A research team from MIT, Sanford-Burnham Medical Research Institute and the University of California, San Diego, developed a new kind of drug delivery system wherein a first nanoparticle wave targets the tumor and then calls for a much bigger second wave to infuse the cancer drugs.
The communication of nanoparticles between each other supported by the biochemistry of the human body enhanced the delivery of drugs to tumor cells by more than 40 fold as found in a study on mouse.
nanoparticles communicating with each other inside the body to target tumors
Geoffrey von Maltzahn, a former doctorate student of MIT stated that the power of the nanoparticles to communicate among themselves in the human body makes it more effective for detecting and treating diseases such as cancer.
This approach finds roots in the blood coagulation cascade, a series of reactions that begin when a blood vessel is injured. During an injury, blood proteins also known as clotting factors join together in a complex structure to produce strands of fibrin that help in clotting blood. In order to find out the communication link in the cascade, two types of nanoparticles known as signaling and receiving particles were required.

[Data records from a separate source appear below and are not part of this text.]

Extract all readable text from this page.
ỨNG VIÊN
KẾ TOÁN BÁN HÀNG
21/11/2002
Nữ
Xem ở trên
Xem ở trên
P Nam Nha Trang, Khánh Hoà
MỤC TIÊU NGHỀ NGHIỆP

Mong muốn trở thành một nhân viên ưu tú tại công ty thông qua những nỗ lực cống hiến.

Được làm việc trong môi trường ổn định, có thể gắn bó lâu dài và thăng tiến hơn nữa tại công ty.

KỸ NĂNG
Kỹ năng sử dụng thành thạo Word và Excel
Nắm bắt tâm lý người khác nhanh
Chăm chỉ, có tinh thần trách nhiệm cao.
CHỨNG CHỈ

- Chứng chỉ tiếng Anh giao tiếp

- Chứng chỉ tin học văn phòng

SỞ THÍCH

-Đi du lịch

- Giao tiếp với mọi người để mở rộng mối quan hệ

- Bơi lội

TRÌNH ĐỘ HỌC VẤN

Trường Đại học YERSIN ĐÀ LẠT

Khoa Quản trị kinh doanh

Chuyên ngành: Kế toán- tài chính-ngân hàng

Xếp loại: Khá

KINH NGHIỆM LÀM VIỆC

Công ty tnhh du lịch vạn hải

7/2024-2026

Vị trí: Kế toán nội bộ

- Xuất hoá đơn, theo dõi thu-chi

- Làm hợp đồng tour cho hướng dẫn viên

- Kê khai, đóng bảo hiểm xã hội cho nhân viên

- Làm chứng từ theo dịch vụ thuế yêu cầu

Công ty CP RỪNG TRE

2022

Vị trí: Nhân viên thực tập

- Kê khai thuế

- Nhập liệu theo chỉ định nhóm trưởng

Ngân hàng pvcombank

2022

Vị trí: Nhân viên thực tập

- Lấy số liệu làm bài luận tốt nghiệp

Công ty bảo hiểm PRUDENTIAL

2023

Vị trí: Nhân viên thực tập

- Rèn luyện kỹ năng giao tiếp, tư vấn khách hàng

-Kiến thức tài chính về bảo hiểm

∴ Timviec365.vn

Signaling particles are present in the first wave that leaves the bloodstream and reaches the tumor part through tiny holes in the permeable blood vessels that circles the tumors. These first-wave particles make the body to believe that an injury has taken place at a tumor site by either discharging heat or coalescing to a protein that favors the coagulation cascade. The second-wave receiving particles are covered with proteins that bind to fibrin, are attracted to the blood clotting area and are made to release the drug on reaching the tumor site.
A mice study showed that one particular system of communicating nanoparticles delivered 40 times more quantity of doxorubicin, a drug for treating several types of cancer, than non-communicating nanoparticles. A similar therapeutic result was found by the researchers on mice treated for tumor with communicating nanoparticles.